Since for non-negatives $x$, $y$ and $z$ by AM-GM we have
$\frac{x^2+y^2}{2}\geq xy$ and $\frac{x^2+z^2}{2}\geq xz$ and $\frac{y^2+z^2}{2}\geq yz$,
after summing we obtain $x^2+y^2+z^2-xy-xz-yz\geq0$.

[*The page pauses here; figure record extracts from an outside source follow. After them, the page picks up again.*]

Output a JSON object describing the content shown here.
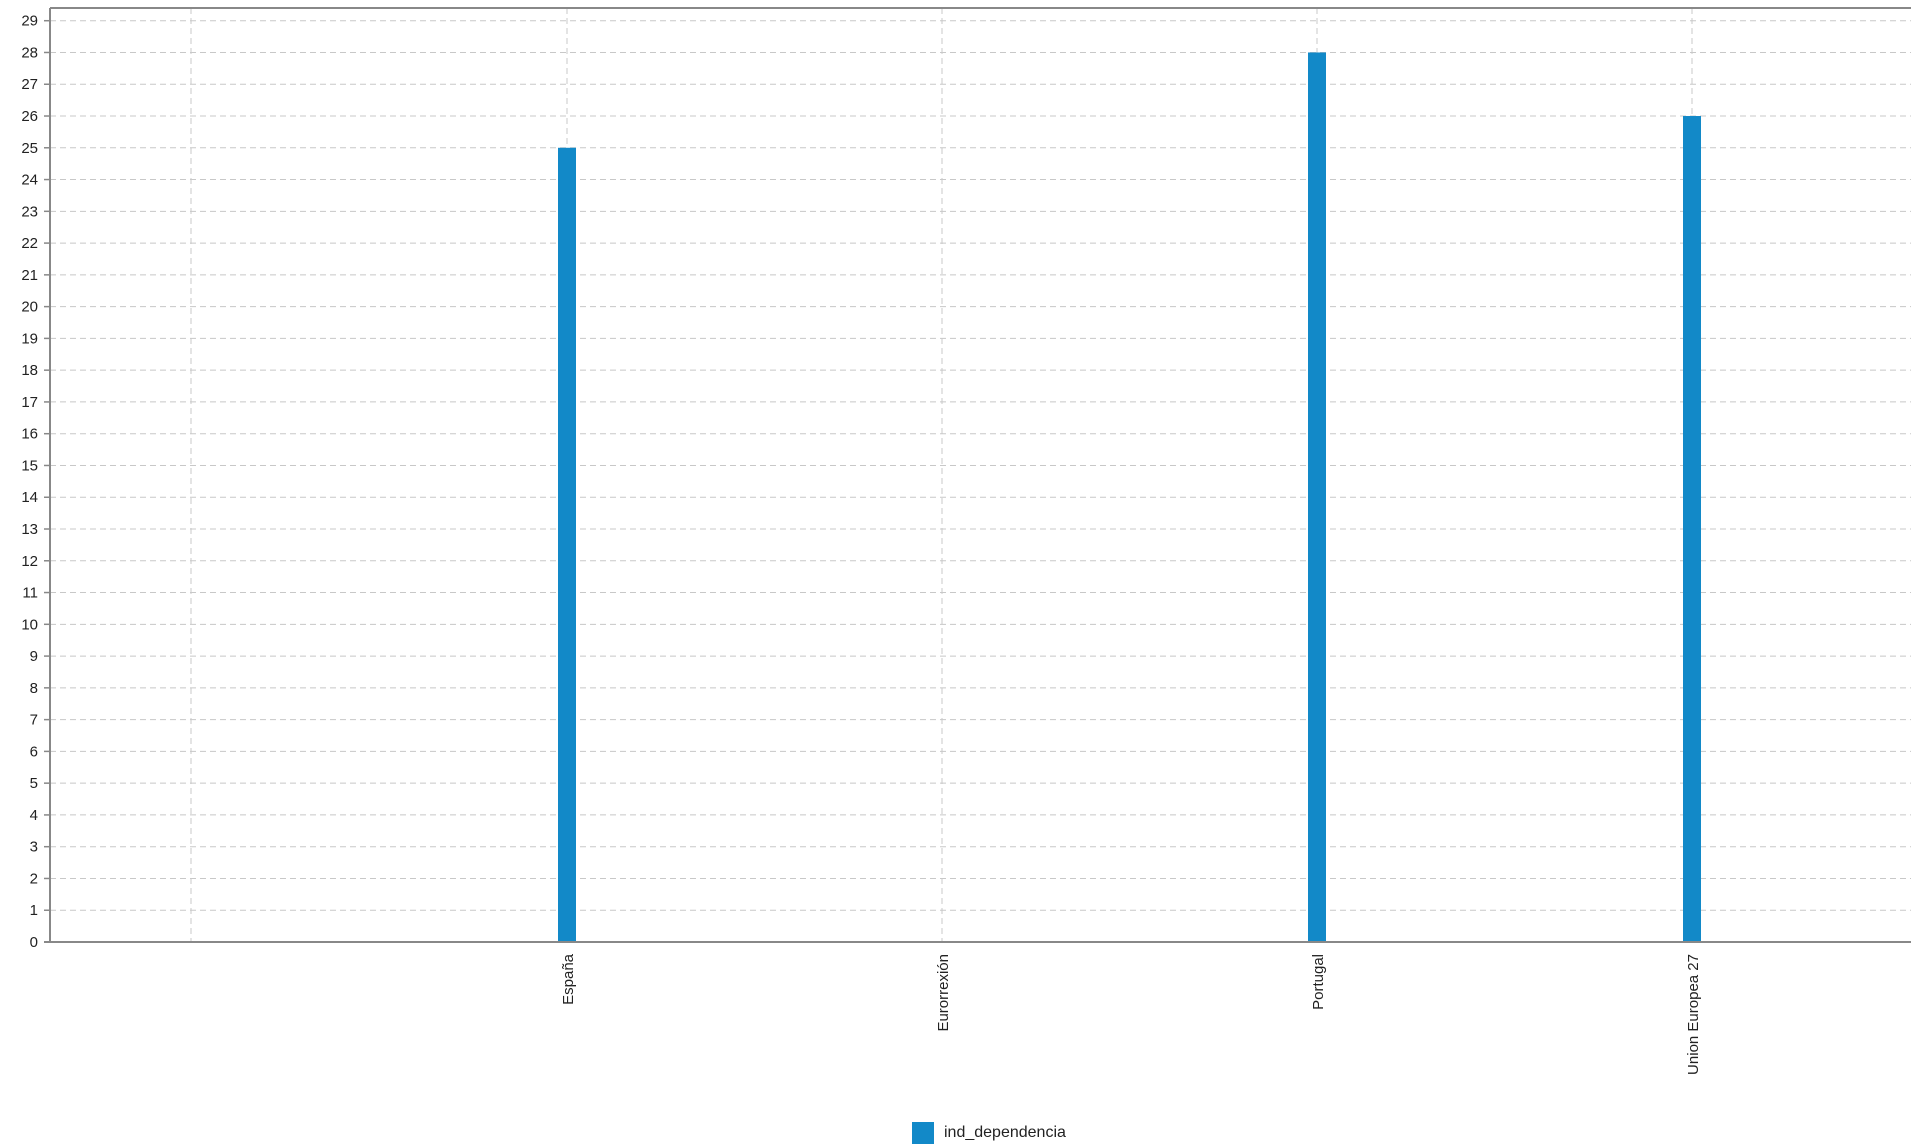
{
  "chart_data": {
    "type": "bar",
    "categories": [
      "",
      "España",
      "Eurorrexión",
      "Portugal",
      "Union Europea 27"
    ],
    "series": [
      {
        "name": "ind_dependencia",
        "values": [
          null,
          25,
          null,
          28,
          26
        ]
      }
    ],
    "ylim": [
      0,
      29
    ],
    "yticks": [
      0,
      1,
      2,
      3,
      4,
      5,
      6,
      7,
      8,
      9,
      10,
      11,
      12,
      13,
      14,
      15,
      16,
      17,
      18,
      19,
      20,
      21,
      22,
      23,
      24,
      25,
      26,
      27,
      28,
      29
    ],
    "title": "",
    "xlabel": "",
    "ylabel": "",
    "grid": true,
    "legend_position": "bottom-center",
    "colors": {
      "bar": "#1289c8",
      "grid": "#c8c8c8",
      "axis": "#888888"
    }
  },
  "legend": {
    "label": "ind_dependencia"
  }
}
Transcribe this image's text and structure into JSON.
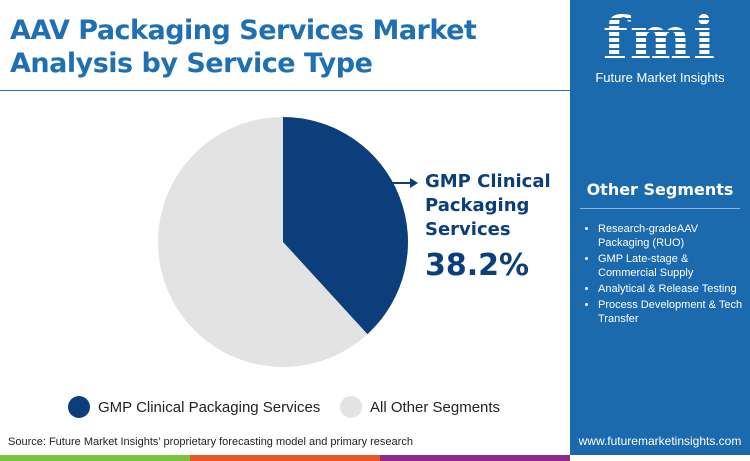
{
  "title": "AAV Packaging Services Market Analysis by Service Type",
  "brand": {
    "logo_text": "fmi",
    "name": "Future Market Insights",
    "url": "www.futuremarketinsights.com"
  },
  "other_segments": {
    "title": "Other Segments",
    "items": [
      "Research-gradeAAV Packaging (RUO)",
      "GMP Late-stage & Commercial Supply",
      "Analytical & Release Testing",
      "Process Development & Tech Transfer"
    ]
  },
  "source": "Source: Future Market Insights’ proprietary forecasting model and primary research",
  "colors": {
    "primary": "#0b3e7a",
    "other": "#e3e3e3",
    "panel": "#1b6aae",
    "bars": [
      "#7cc242",
      "#e8572a",
      "#8e2b8a"
    ]
  },
  "chart_data": {
    "type": "pie",
    "slices": [
      {
        "label": "GMP Clinical Packaging Services",
        "value": 38.2,
        "color": "#0b3e7a"
      },
      {
        "label": "All Other Segments",
        "value": 61.8,
        "color": "#e3e3e3"
      }
    ],
    "callout": {
      "label": "GMP Clinical Packaging Services",
      "value_text": "38.2%"
    },
    "legend": [
      "GMP Clinical Packaging Services",
      "All Other Segments"
    ],
    "legend_placement": "bottom"
  }
}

Now let $a=x^3$, $b=y^3$ and $c=z^3$.
Hence, $\frac{a+b+c}{3}-\sqrt[3]{abc}=\frac{x^3+y^3+z^3-3xyz}{3}=\frac{(x+y+z)(x^2+y^2+z^2-xy-xz-yz)}{3}\geq0$
and we are done!
On
By AM-GM (3 variables)
$\displaystyle \frac{a+b}{2}=\frac{\frac{2a}{3}+\frac{2b}3+\frac{a+b}3}{3}*\frac32\geq\frac32({\frac{2a}3*\frac{2b}3*\frac{a+b}3})^\frac13$
put $\displaystyle \frac12({(2a)(2b)(a+b)})^\frac13-(ab)^\frac12=A-B$
$$A^6-B^6$$ $$=\displaystyle \frac{2^4}{2^6}(ab(a+b))^2-(ab)^3$$
$$=\displaystyle (ab)^2\frac14((a+b)^2-4ab)$$
$$=\displaystyle (ab)^2\frac14((a-b)^2\geq0$$
Therefore 2 variables version of AM-GM was proved.
This is a nice method:
We know that $\frac{a+b}{2}\geq\sqrt{ab}$ and similarly $\frac{c+d}{2}\geq\sqrt{cd}$
so $\frac{a+b+c+d}{2}\geq\sqrt{ab}+\sqrt{cd}\geq2\sqrt[4]{abcd}$
$$\Rightarrow\frac{a+b+c+d}{4}\geq\sqrt[4]{abcd}$$
and by making the substitution $d=\frac{a+b+c}{3} \rightarrow$
$$\frac{a+b+c+\frac{a+b+c}{3}}{4}\geq \sqrt[4]{ \frac{a+b+c}{3} abc }$$
$$\frac{a+b+c}{3}\geq\sqrt[4]{ \frac{a+b+c}{3} abc }$$
Raising both sides the the power of $4$
$$(\frac{a+b+c}{3})^4\geq(\frac{a+b+c}{3})abc$$
which gives us:
$$\frac{a+b+c}{3}\geq\sqrt[3]{abc}$$
as required.
I would love to see some more methods if you have any!